Прощай, Южный Крест!

22
18
20
22
24
26
28
30

Покосившись на крабов, которые решили атаковать его башмаки, — видать, обувь понравилась им, вполне годилась для ужина (вместе с хозяином), Москалев с сомнением пожал плечами.

— Тут и бугор очень неплохой, — сказал он, — Фобосом зовут…

— Бугров тебе в жизни попадется еще много. Главное — сохранить себя. Ты должен сохранить себя, Гена. Хотя бы ради своего Валерки.

Геннадий почувствовал, как в спину ему, в хребет вцепилось что-то горячее, он согнулся, зашипел, с трудом продавливая воздух сквозь стиснутые зубы, — он словно бы стремился побыстрее выплюнуть из себя боль.

— Ты чего? — поинтересовался Лурье.

— Да к старым владивостокским болячкам прибавились болячки чилийские, здешние… Допекают, будь они неладны.

— Помню, помню. — Губы у Лурье сострадающе дернулись, опустились, образовав печальную скобку и некоторое время так и держались; Москалеву неожиданно сделалось жаль Лурье больше, чем самого себя, он не выдержал, опустил глаза на захватывающе красивую россыпь цветных камней, накрытых прибоем. — Помню, — снова проговорил Лурье…

Кое-какие болячки, нажитые Москалевым здесь, были ему известны, Геннадий о них рассказывал, но рассказывал не о всех. Да и говорить о них Москалеву вообще не хотелось.

Идти на баржу тоже не хотелось: с нее надо было исчезнуть, ни с кем не вступая в разговоры, даже с Фобосом. Забрать пакет с бритвенными, полубритвенными и прочими пожитками и раствориться в пространстве.

Боль, прилипшая к его спине, готовая свернуть человека в бублик, неожиданно попятилась и сдала позиции, Москалев выпрямился. Спросил:

— А что со шхунами, которые я привез с острова Пасхи? Ни тебя, ни француза я так и не сумел найти.

— Я знаю. Я в этом виноват — сказал Лурье. — Француз, человек легкомысленный, отказался от намерения создавать какую-либо промысловую компанию, шхуны продал и умотал в свой Париж. Я, Гена, остался на бобах, а вместе со мною и ты. — Лурье замолчал, виноватое лицо его потемнело. — Собственно, я сюда приехал специально, чтобы повидать тебя, помочь, если это нужно.

— Как узнал, что я тут?

— Чили — страна маленькая, здесь всем друг про друга известно всё. Особенно, если речь идет о русских.

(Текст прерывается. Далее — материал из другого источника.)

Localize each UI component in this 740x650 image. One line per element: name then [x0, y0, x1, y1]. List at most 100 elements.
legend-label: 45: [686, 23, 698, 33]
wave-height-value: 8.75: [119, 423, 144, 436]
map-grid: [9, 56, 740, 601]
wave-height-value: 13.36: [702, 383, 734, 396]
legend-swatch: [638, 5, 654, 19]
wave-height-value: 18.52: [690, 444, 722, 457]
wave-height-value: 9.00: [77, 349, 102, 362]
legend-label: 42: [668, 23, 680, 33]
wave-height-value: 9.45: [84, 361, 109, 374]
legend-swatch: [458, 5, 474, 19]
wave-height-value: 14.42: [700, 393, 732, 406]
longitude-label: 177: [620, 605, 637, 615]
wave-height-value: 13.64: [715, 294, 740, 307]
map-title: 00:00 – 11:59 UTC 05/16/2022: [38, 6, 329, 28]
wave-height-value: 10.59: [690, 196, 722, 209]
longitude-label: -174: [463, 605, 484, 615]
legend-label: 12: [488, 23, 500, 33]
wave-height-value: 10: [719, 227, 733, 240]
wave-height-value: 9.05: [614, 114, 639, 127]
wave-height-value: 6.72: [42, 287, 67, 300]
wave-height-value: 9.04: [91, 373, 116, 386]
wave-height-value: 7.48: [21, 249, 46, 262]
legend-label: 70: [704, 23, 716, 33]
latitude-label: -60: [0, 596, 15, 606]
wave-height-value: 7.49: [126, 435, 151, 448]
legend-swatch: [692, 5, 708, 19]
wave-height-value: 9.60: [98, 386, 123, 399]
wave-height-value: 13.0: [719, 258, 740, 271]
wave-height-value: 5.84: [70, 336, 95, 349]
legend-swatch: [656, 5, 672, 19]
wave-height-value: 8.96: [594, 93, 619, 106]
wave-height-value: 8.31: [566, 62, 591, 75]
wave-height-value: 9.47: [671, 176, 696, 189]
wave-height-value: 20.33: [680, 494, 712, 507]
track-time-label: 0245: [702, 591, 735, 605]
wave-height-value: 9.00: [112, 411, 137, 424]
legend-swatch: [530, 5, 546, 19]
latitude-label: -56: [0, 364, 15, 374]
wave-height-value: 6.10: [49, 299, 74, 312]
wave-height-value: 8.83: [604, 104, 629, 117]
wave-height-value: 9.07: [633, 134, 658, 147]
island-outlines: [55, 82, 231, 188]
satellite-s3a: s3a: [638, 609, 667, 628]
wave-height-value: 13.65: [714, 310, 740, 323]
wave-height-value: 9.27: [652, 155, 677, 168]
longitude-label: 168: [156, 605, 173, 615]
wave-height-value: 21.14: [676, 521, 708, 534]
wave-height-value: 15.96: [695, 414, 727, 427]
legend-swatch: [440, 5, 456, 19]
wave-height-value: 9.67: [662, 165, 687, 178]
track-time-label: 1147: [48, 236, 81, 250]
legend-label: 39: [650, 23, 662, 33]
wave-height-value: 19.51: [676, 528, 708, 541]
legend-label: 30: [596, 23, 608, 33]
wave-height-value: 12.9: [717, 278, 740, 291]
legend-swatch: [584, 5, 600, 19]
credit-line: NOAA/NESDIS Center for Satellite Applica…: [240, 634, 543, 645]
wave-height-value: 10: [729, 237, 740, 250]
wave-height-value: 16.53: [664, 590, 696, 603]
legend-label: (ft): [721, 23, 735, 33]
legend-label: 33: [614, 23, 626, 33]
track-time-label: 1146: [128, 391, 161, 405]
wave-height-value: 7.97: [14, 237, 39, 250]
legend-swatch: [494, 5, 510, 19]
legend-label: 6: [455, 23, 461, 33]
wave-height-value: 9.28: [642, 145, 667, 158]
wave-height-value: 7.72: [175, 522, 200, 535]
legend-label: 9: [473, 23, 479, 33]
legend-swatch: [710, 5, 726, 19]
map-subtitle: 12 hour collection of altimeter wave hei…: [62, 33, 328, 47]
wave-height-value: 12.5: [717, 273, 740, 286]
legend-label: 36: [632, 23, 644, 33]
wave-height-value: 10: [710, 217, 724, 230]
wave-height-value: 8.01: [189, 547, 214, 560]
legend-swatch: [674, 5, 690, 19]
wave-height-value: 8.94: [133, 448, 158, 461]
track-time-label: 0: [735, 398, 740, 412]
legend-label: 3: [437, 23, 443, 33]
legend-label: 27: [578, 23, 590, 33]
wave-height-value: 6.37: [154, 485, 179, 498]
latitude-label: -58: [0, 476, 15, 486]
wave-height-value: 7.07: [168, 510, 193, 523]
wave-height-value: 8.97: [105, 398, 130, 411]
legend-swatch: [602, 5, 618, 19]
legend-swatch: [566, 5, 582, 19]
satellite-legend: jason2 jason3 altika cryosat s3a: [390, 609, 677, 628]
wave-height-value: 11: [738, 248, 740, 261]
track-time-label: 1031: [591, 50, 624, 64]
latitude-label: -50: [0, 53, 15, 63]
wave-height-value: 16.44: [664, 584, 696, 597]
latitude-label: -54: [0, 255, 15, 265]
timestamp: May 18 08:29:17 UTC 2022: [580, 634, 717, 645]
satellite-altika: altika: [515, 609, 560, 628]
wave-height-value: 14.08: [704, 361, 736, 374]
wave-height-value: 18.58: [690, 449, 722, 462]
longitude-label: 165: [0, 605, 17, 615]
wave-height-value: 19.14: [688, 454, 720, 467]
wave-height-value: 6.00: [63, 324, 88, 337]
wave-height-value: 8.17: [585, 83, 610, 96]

— Понятно. — Геннадий с шумом втянул в себя воздух, выдохнул, окончательно избавиться от боли можно было только так — путем разных упражнений.

— Есть у меня приятель на той стороне острова, — сказал Лурье, — перемещайся-ка ты к нему, Гена. — Лурье качнул головой, метко подбил носком ботинка один из цветных голышей и отправил его в воду "печь блины". — А на барже тебе хватит плавать.

Москалев был с ним согласен, но до этого решения еще предстояло дорасти, созреть, — очень не хотелось обижать обитателей баржи, ведь они не желали ему ничего плохого, и прежде всего — сам Фобос, который и принял его, и обогрел, все понял и не задавал лишних вопросов.

Лурье открыл карман потертой кожаной сумки, — кожу он любил и считал лучшим галантерейным материалом из всех прочих, наверное, любовь эта досталась ему по наследству от отца-полярника, привыкшего покорять Север в коже и мехах, — достал оттуда визитную карточку, черкнул на ней несколько слов по-английски.

— На, — протянул визитку Геннадию, — найти этого человека очень просто, его знают не только все вижучи и их собаки, но и все пингвины, живущие на острове Чилоэ.

Пингвинов на родине картошки Чилоэ было много — наверное, столько же, сколько и в Антарктиде, только здешние пингвины были мельче, сварливее и драчливее антарктических; Москалев посматривал на них с симпатией, но, честно говоря, и побаивался, опасался их крепких щипков, — синяки обеспечены стопроцентно, а то и больше: разъяренный пингвин может содрать с руки кусок кожи.